Cuaderno de Trieste

Blog personal de Gabriel Rodríguez

martes, diciembre 25, 2007

Postal desde el desierto (1)


A última hora de la tarde, conduzco sin prisa por el valle del Ziz. Avanzamos con suavidad. El coche parece acomodarse a la carretera trazada en paralelo al cauce seco. El valle se estrecha en una garganta y se vuelve a abrir poco después. De cuando en cuando, un palmeral rompe la monotonía y revela que en otra época del año, en algún lugar, debe de haber algo de agua.

La luz se va escurriendo sobre las laderas rojizas. Casi minuto a minuto, cambian de tonalidad. El cansancio se diluye en una relajación profunda y algo extraña. Es el sosiego del anonimato, de la lejanía.

Permanecemos en silencio. Sólo se escucha el rugido del motor sobre la carretera trazada en medio de la nada. Sobre el mapa, aún no hemos pisado la minúscula esquina del Sáhara a la que nos dirigimos; sobre el terreno, llevamos más de trescientos kilómetros de laderas desoladas y carreteras desiertas azotadas por un viento constante. Del laberinto borgiano de la medina de Fez, en el que ayer nos perdimos una y otra vez, sólo queda en la memoria un murmullo apagado.

Mis compañeros son viajeros militantes. Como yo, observan fascinados, sin preguntarse por qué no dejamos de movernos. Sé que me seguirán mientras me mueva y que me arrastrarán cuando flaquee. Supongo que, como los tiburones, tenemos la necesidad de movernos continuamente para no asfixiarnos.

Ya es de noche cuando dejamos atrás la localidad de Erfoud. El asfalto termina poco después y no nos queda más remedio que adentrarnos en las pistas de tierra. No tardamos en comprobar cómo la tierra seca y pedregosa del desierto se intercala con la arena. Menos de media hora después de haber abandonado la carretera, estamos atrapados en la arena. Las ruedas giran sin oposición y el coche termina clavándose en el suelo.

Dos adolescentes bereberes a los que hemos intentado dar esquinazo sin éxito, se ríen de nosotros. A falta de plan mejor, decidimos reírnos con ellos. Mientras esperamos a que aparezca su hermano con un Land Rover, comprendemos que formamos parte de uno de los pasatiempos preferidos de los jóvenes que viven aquí: ver cómo se atascan en el desierto los incautos conductores europeos.

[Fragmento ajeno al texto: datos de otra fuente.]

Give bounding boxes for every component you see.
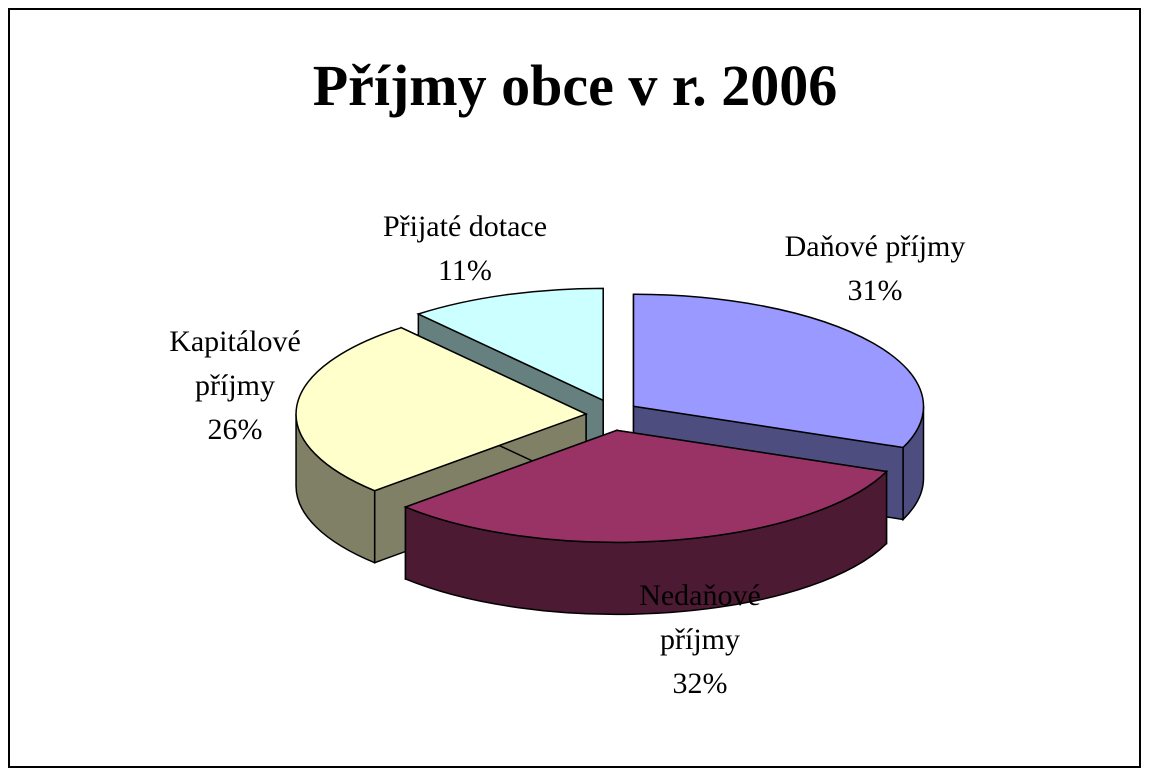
- slice-top: [403, 429, 889, 544]
- slice-top: [632, 293, 925, 449]
- category-label: Nedaňové příjmy: [639, 579, 761, 656]
- slice-top: [295, 326, 589, 492]
- category-label: Přijaté dotace: [382, 210, 548, 243]
- slice-label: Přijaté dotace 11%: [345, 205, 585, 293]
- slice-label: Daňové příjmy 31%: [745, 225, 1005, 313]
- slice: [403, 429, 889, 616]
- value-label: 31%: [847, 274, 903, 307]
- value-label: 26%: [207, 413, 263, 446]
- slice-top: [416, 287, 604, 402]
- slice-label: Nedaňové příjmy 32%: [620, 574, 780, 706]
- value-label: 32%: [672, 667, 728, 700]
- slice-label: Kapitálové příjmy 26%: [145, 320, 325, 452]
- value-label: 11%: [438, 254, 492, 287]
- category-label: Kapitálové příjmy: [169, 325, 301, 402]
- chart-title: Příjmy obce v r. 2006: [312, 53, 838, 118]
- category-label: Daňové příjmy: [784, 230, 966, 263]
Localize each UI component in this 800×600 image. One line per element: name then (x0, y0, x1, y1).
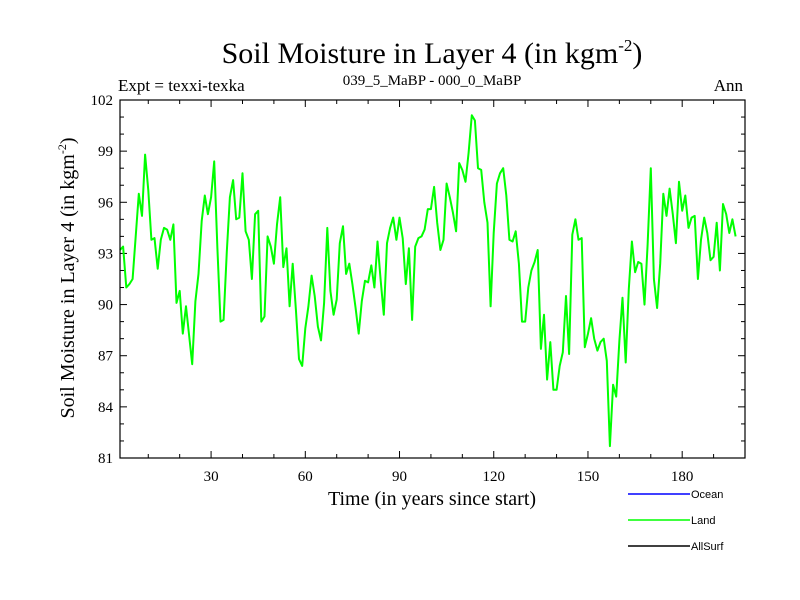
chart-title-main: Soil Moisture in Layer 4 (in kgm (222, 37, 619, 70)
y-tick-label: 99 (98, 144, 113, 160)
y-tick-label: 102 (91, 93, 114, 109)
subtitle-center: 039_5_MaBP - 000_0_MaBP (343, 73, 522, 89)
y-tick-label: 81 (98, 451, 113, 467)
y-axis-label-sup: -2 (55, 144, 69, 154)
legend-label-land: Land (691, 515, 715, 527)
x-tick-label: 60 (298, 469, 313, 485)
y-axis-label-main: Soil Moisture in Layer 4 (in kgm (57, 154, 79, 419)
x-tick-label: 30 (204, 469, 219, 485)
x-tick-label: 120 (482, 469, 505, 485)
chart-title-sup: -2 (618, 36, 632, 55)
y-tick-label: 90 (98, 298, 113, 314)
y-tick-label: 96 (98, 195, 114, 211)
x-tick-label: 150 (577, 469, 600, 485)
legend-label-allsurf: AllSurf (691, 541, 724, 553)
x-tick-label: 90 (392, 469, 407, 485)
legend-label-ocean: Ocean (691, 489, 723, 501)
x-tick-label: 180 (671, 469, 694, 485)
chart: Soil Moisture in Layer 4 (in kgm-2) Expt… (0, 0, 800, 600)
y-axis-label: Soil Moisture in Layer 4 (in kgm-2) (55, 137, 79, 418)
y-tick-label: 93 (98, 246, 113, 262)
subtitle-left: Expt = texxi-texka (118, 76, 245, 95)
x-axis-label: Time (in years since start) (328, 488, 536, 510)
y-axis-label-end: ) (57, 137, 79, 144)
y-tick-label: 84 (98, 400, 114, 416)
subtitle-right: Ann (714, 76, 744, 95)
y-tick-label: 87 (98, 349, 114, 365)
chart-title-end: ) (632, 37, 642, 70)
chart-title: Soil Moisture in Layer 4 (in kgm-2) (222, 36, 643, 70)
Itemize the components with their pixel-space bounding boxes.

Dos horas y una ducha más tarde, cenamos un tajine de verduras en la kasbah en la que nos hospedamos, no muy lejos del lugar en el que hemos quedado atrapados. Recordamos el incidente entre risas, pero no se nos escapa que nos ha colocado en nuestro lugar. El viajero es el último en llegar a un lugar; es quien menos sabe, a quien más le queda por aprender.